Doing a weird workaround involving delaying loading hid_multitouch seems to cut down the boot failures by a fair amount: https://bugzilla.redhat.com/show_bug.cgi?id=1297188#c13
(NOTE: Still seem to happen a fair amount, did some statistical testing but still might be the placebo effect.)
Edited 2016-05-09 20:36 (UTC)

Re: Nasty issues with Linux 4.2, Skylake and NVMe

(Anonymous) 2016-05-05 04:04 am (UTC)(link)
I had the same issue, you can resolve it by adding `nvme` to `/etc/initramfs-tools/modules` and then running `sudo update-initramfs -u`. While this works, I found that because of incompatibilities with mesa and the kernel, a lot of video glitches occur even at 4.5.

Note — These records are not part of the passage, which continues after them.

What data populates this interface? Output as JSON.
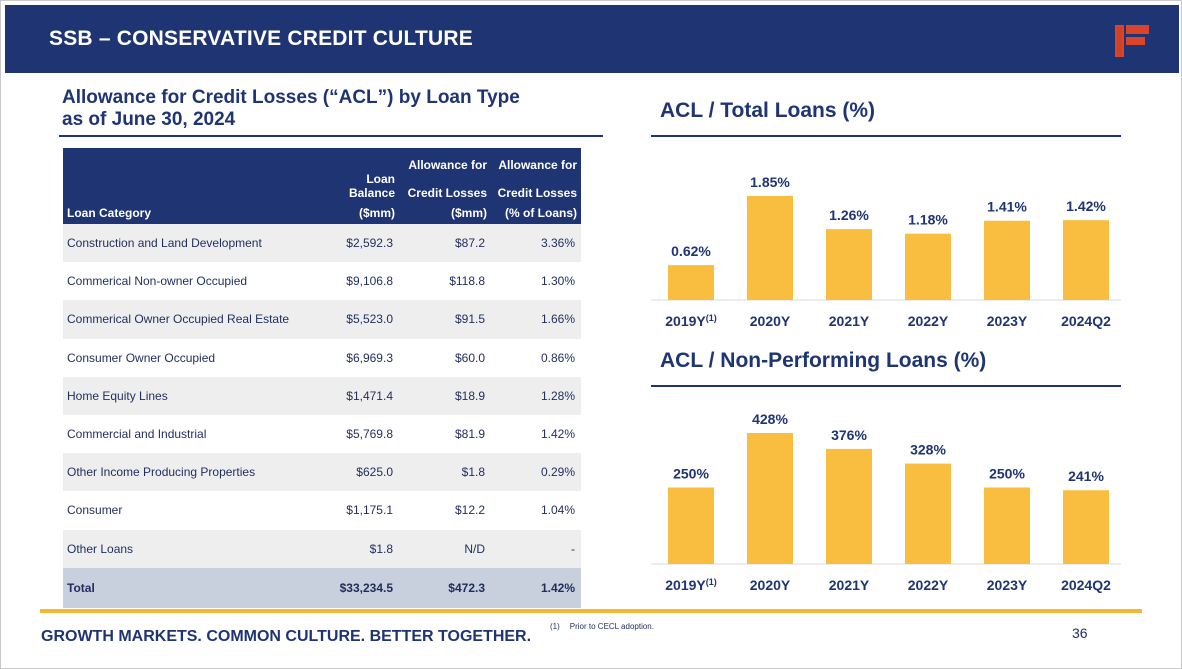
{
  "header": {
    "title": "SSB – CONSERVATIVE CREDIT CULTURE"
  },
  "left": {
    "title_line1": "Allowance for Credit Losses (“ACL”) by Loan Type",
    "title_line2": "as of June 30, 2024"
  },
  "table": {
    "headers": {
      "category": "Loan Category",
      "balance_l3a": "Loan Balance",
      "balance_l3b": "($mm)",
      "acl_l1": "Allowance for",
      "acl_l2": "Credit Losses",
      "acl_l3": "($mm)",
      "pct_l1": "Allowance for",
      "pct_l2": "Credit Losses",
      "pct_l3": "(% of Loans)"
    },
    "rows": [
      {
        "category": "Construction and Land Development",
        "balance": "$2,592.3",
        "acl": "$87.2",
        "pct": "3.36%"
      },
      {
        "category": "Commerical Non-owner Occupied",
        "balance": "$9,106.8",
        "acl": "$118.8",
        "pct": "1.30%"
      },
      {
        "category": "Commerical Owner Occupied Real Estate",
        "balance": "$5,523.0",
        "acl": "$91.5",
        "pct": "1.66%"
      },
      {
        "category": "Consumer Owner Occupied",
        "balance": "$6,969.3",
        "acl": "$60.0",
        "pct": "0.86%"
      },
      {
        "category": "Home Equity Lines",
        "balance": "$1,471.4",
        "acl": "$18.9",
        "pct": "1.28%"
      },
      {
        "category": "Commercial and Industrial",
        "balance": "$5,769.8",
        "acl": "$81.9",
        "pct": "1.42%"
      },
      {
        "category": "Other Income Producing Properties",
        "balance": "$625.0",
        "acl": "$1.8",
        "pct": "0.29%"
      },
      {
        "category": "Consumer",
        "balance": "$1,175.1",
        "acl": "$12.2",
        "pct": "1.04%"
      },
      {
        "category": "Other Loans",
        "balance": "$1.8",
        "acl": "N/D",
        "pct": "-"
      }
    ],
    "total": {
      "category": "Total",
      "balance": "$33,234.5",
      "acl": "$472.3",
      "pct": "1.42%"
    }
  },
  "chart_data": [
    {
      "type": "bar",
      "title": "ACL / Total Loans (%)",
      "categories": [
        "2019Y",
        "2020Y",
        "2021Y",
        "2022Y",
        "2023Y",
        "2024Q2"
      ],
      "category_superscripts": [
        "(1)",
        "",
        "",
        "",
        "",
        ""
      ],
      "values": [
        0.62,
        1.85,
        1.26,
        1.18,
        1.41,
        1.42
      ],
      "data_labels": [
        "0.62%",
        "1.85%",
        "1.26%",
        "1.18%",
        "1.41%",
        "1.42%"
      ],
      "xlabel": "",
      "ylabel": "",
      "ylim": [
        0,
        1.85
      ],
      "grid": false,
      "legend": "none",
      "bar_color": "#f9be3f"
    },
    {
      "type": "bar",
      "title": "ACL / Non-Performing Loans (%)",
      "categories": [
        "2019Y",
        "2020Y",
        "2021Y",
        "2022Y",
        "2023Y",
        "2024Q2"
      ],
      "category_superscripts": [
        "(1)",
        "",
        "",
        "",
        "",
        ""
      ],
      "values": [
        250,
        428,
        376,
        328,
        250,
        241
      ],
      "data_labels": [
        "250%",
        "428%",
        "376%",
        "328%",
        "250%",
        "241%"
      ],
      "xlabel": "",
      "ylabel": "",
      "ylim": [
        0,
        428
      ],
      "grid": false,
      "legend": "none",
      "bar_color": "#f9be3f"
    }
  ],
  "footer": {
    "tagline": "GROWTH MARKETS. COMMON CULTURE. BETTER TOGETHER.",
    "footnote_mark": "(1)",
    "footnote_text": "Prior to CECL adoption.",
    "page_number": "36"
  },
  "colors": {
    "navy": "#1f3473",
    "gold": "#f5b731",
    "bar": "#f9be3f",
    "logo": "#d9452b"
  },
  "icons": {
    "logo": "company-logo-f-icon"
  }
}
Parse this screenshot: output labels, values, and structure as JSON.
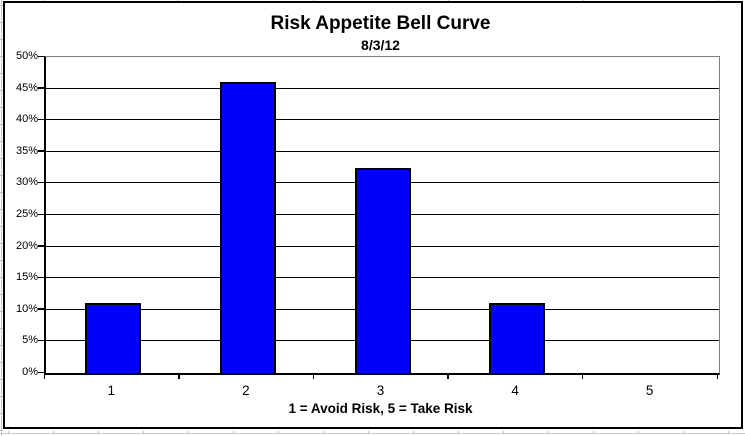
{
  "chart_data": {
    "type": "bar",
    "title": "Risk Appetite Bell Curve",
    "subtitle": "8/3/12",
    "categories": [
      "1",
      "2",
      "3",
      "4",
      "5"
    ],
    "values": [
      11,
      46,
      32.5,
      11,
      0
    ],
    "xlabel": "1 = Avoid Risk, 5 = Take Risk",
    "ylabel": "",
    "ylim": [
      0,
      50
    ],
    "y_tick_step": 5,
    "y_tick_labels": [
      "0%",
      "5%",
      "10%",
      "15%",
      "20%",
      "25%",
      "30%",
      "35%",
      "40%",
      "45%",
      "50%"
    ],
    "grid": true,
    "legend": false
  },
  "colors": {
    "bar_fill": "#0000FB",
    "bar_border": "#000000",
    "gridline": "#000000",
    "plot_border": "#808080",
    "axis_line": "#000000",
    "chart_border": "#000000",
    "spreadsheet_line": "#c9c9c9",
    "background": "#ffffff"
  }
}
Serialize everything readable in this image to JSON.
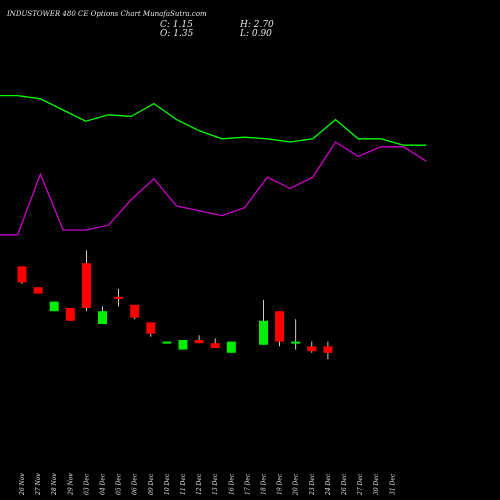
{
  "header": {
    "title": "INDUSTOWER 480  CE Options  Chart MunafaSutra.com",
    "close_label": "C: 1.15",
    "open_label": "O: 1.35",
    "high_label": "H: 2.70",
    "low_label": "L: 0.90"
  },
  "colors": {
    "background": "#000000",
    "up": "#00ee00",
    "down": "#ff0000",
    "line_upper": "#00ff00",
    "line_lower": "#cc00cc",
    "wick": "#ffffff",
    "text": "#e8e8e8"
  },
  "chart_data": {
    "type": "candlestick",
    "categories": [
      "26 Nov",
      "27 Nov",
      "28 Nov",
      "29 Nov",
      "03 Dec",
      "04 Dec",
      "05 Dec",
      "06 Dec",
      "09 Dec",
      "10 Dec",
      "11 Dec",
      "12 Dec",
      "13 Dec",
      "16 Dec",
      "17 Dec",
      "18 Dec",
      "19 Dec",
      "20 Dec",
      "23 Dec",
      "24 Dec",
      "26 Dec",
      "27 Dec",
      "30 Dec",
      "31 Dec"
    ],
    "candles": [
      {
        "open": 9.6,
        "high": 9.6,
        "low": 8.5,
        "close": 8.6,
        "dir": "down"
      },
      {
        "open": 8.3,
        "high": 8.3,
        "low": 7.9,
        "close": 7.9,
        "dir": "down"
      },
      {
        "open": 6.8,
        "high": 7.4,
        "low": 6.8,
        "close": 7.4,
        "dir": "up"
      },
      {
        "open": 7.0,
        "high": 7.0,
        "low": 6.2,
        "close": 6.2,
        "dir": "down"
      },
      {
        "open": 9.8,
        "high": 10.6,
        "low": 6.8,
        "close": 7.0,
        "dir": "down"
      },
      {
        "open": 6.0,
        "high": 7.1,
        "low": 6.0,
        "close": 6.8,
        "dir": "up"
      },
      {
        "open": 7.7,
        "high": 8.2,
        "low": 7.1,
        "close": 7.6,
        "dir": "down"
      },
      {
        "open": 7.2,
        "high": 7.2,
        "low": 6.3,
        "close": 6.4,
        "dir": "down"
      },
      {
        "open": 6.1,
        "high": 6.1,
        "low": 5.2,
        "close": 5.4,
        "dir": "down"
      },
      {
        "open": 4.9,
        "high": 4.9,
        "low": 4.9,
        "close": 4.9,
        "dir": "up"
      },
      {
        "open": 4.4,
        "high": 5.0,
        "low": 4.4,
        "close": 5.0,
        "dir": "up"
      },
      {
        "open": 5.0,
        "high": 5.3,
        "low": 4.8,
        "close": 4.8,
        "dir": "down"
      },
      {
        "open": 4.8,
        "high": 5.1,
        "low": 4.5,
        "close": 4.5,
        "dir": "down"
      },
      {
        "open": 4.2,
        "high": 4.9,
        "low": 4.2,
        "close": 4.9,
        "dir": "up"
      },
      {
        "open": 4.7,
        "high": 7.5,
        "low": 4.7,
        "close": 6.2,
        "dir": "up"
      },
      {
        "open": 6.8,
        "high": 6.8,
        "low": 4.6,
        "close": 4.9,
        "dir": "down"
      },
      {
        "open": 4.9,
        "high": 6.3,
        "low": 4.4,
        "close": 4.9,
        "dir": "up"
      },
      {
        "open": 4.6,
        "high": 4.9,
        "low": 4.2,
        "close": 4.3,
        "dir": "down"
      },
      {
        "open": 4.6,
        "high": 4.9,
        "low": 3.8,
        "close": 4.2,
        "dir": "down"
      }
    ],
    "candle_slots": [
      0,
      1,
      2,
      3,
      4,
      5,
      6,
      7,
      8,
      9,
      10,
      11,
      12,
      13,
      15,
      16,
      17,
      18,
      19
    ],
    "upper_line": [
      9.9,
      9.9,
      9.7,
      9.0,
      8.3,
      8.7,
      8.6,
      9.4,
      8.4,
      7.7,
      7.2,
      7.3,
      7.2,
      7.0,
      7.2,
      8.4,
      7.2,
      7.2,
      6.8,
      6.8
    ],
    "lower_line": [
      1.2,
      1.2,
      5.0,
      1.5,
      1.5,
      1.8,
      3.4,
      4.7,
      3.0,
      2.7,
      2.4,
      2.9,
      4.8,
      4.1,
      4.8,
      7.0,
      6.1,
      6.7,
      6.7,
      5.8
    ],
    "line_x": [
      0,
      1,
      2,
      3,
      4,
      5,
      6,
      7,
      8,
      9,
      10,
      11,
      12,
      13,
      14,
      15,
      16,
      17,
      18,
      19
    ],
    "ylim": [
      0,
      12
    ]
  }
}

Dell Precision 5510, i7-6820HQ, Fedora 23

(Anonymous) 2016-05-05 12:09 pm (UTC)(link)
Dell Precision 5510 ( pretty much the same as the XPS15)
i7-6820HQ,
Samsung M.2 PM971 (NVMe)
Fedora 23, Rawhide kernel - 4.6.0-0.rc6.git1.1.fc25.x86_64

I was only getting to c3 ( package ), but managed to get to C8 by disabling the Nvidia Quadro, once I found out where to get bbswitch-dkms from

https://fedoraproject.org/wiki/Bumblebee

For anyone wanting to repeat ..

dnf -y --nogpgcheck install http://install.linux.ncsu.edu/pub/yum/itecs/public/bumblebee/fedora23/noarch/bumblebee-release-1.2-1.noarch.rpm
dnf install bbswitch-dkms
modprobe bbswitch
echo OFF > /proc/acpi/bbswitch

Package
C2 (pc2) 4.8%
C3 (pc3) 2.6%
C6 (pc6) 3.9%
C7 (pc7) 0.0%
C8 (pc8) 18.4%
C9 (pc9) 0.0%
C10 (pc10) 0.0

Re: EFI updates

[personal profile] gourdcaptain 2016-05-09 08:38 pm (UTC)(link)
There was a new UEFI update for the laptop released a few days ago. Windows install only. So after going to the trouble of installing Windows 10 to an external USB drive to boot off of and run the update (I really didn't feel like repartitioning the drive or having to image and restore it) that actualy worked to do the update.

But it's still 0x74 microcode. (facepalm)

Wish I had read this before I bought my new laptop

(Anonymous) 2016-05-10 07:54 pm (UTC)(link)
Thank you for this article. I wish I had read it BEFORE I bought my new computer. Why doesn't Intel provide info on how to fix this? I mean, if I understand you right they even made the drivers for windows, not only helped the folks at Microsoft. So at least they should provide the necessary info so other people who don't want to run Windows can create the required drivers for their OSes, too.

Right now I'm thinking about turning the bought computer back in, and choose another one, then maybe without Intel inside. At least one thing's for sure: I will be VERY careful next time when looking for a new computer, and if Intel doesn't change their policy about support for other OS this will have been the last Intel product I've ever purchased.

Re: SATA PM Patches

(Anonymous) 2016-05-22 11:18 pm (UTC)(link)
It would be nice if affected models would be named, at least people would be aware or steer clear of those models.